Matthews’s conversation this week was almost exactly the same as that of McInally a week previously. The former team captain left his commercial pilot training in Scotland to travel to France before he sustained his injury during training and Matthews was quickly flown in.

“I got married, came out here for a week to see my best man, Archie Russell [the younger brother of Scotland playmaker Finn, who lives in Monaco], I went to Frankfurt on my stag-do and went to Crete on honeymoon. So, I’ve made the most of the 13 weeks off. It will become the perfect summer if I am able to cap it off by playing for Scotland in a World Cup.”

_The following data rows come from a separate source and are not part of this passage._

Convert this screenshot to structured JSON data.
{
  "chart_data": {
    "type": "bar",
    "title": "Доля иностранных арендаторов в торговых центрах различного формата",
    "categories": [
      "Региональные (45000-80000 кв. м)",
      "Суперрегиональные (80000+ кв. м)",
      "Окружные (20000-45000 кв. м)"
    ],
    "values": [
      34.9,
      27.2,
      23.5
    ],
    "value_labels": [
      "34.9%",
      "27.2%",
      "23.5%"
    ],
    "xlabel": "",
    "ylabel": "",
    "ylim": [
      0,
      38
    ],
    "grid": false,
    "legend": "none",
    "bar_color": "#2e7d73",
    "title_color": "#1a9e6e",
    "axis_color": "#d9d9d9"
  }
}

One thing Ireland will be aware of is that the sixth-choice Scottish hooker has an uncanny ability to score tries and just finished what was probably the best year of his career so far, ending last season as Glasgow’s top try scorer with 13 in 19 matches.

He was also selected ahead of incumbent Scotland hooker, Turner, in the matchday squad for Glasgow’s Challenge Cup final defeat to Toulon in Dublin last May.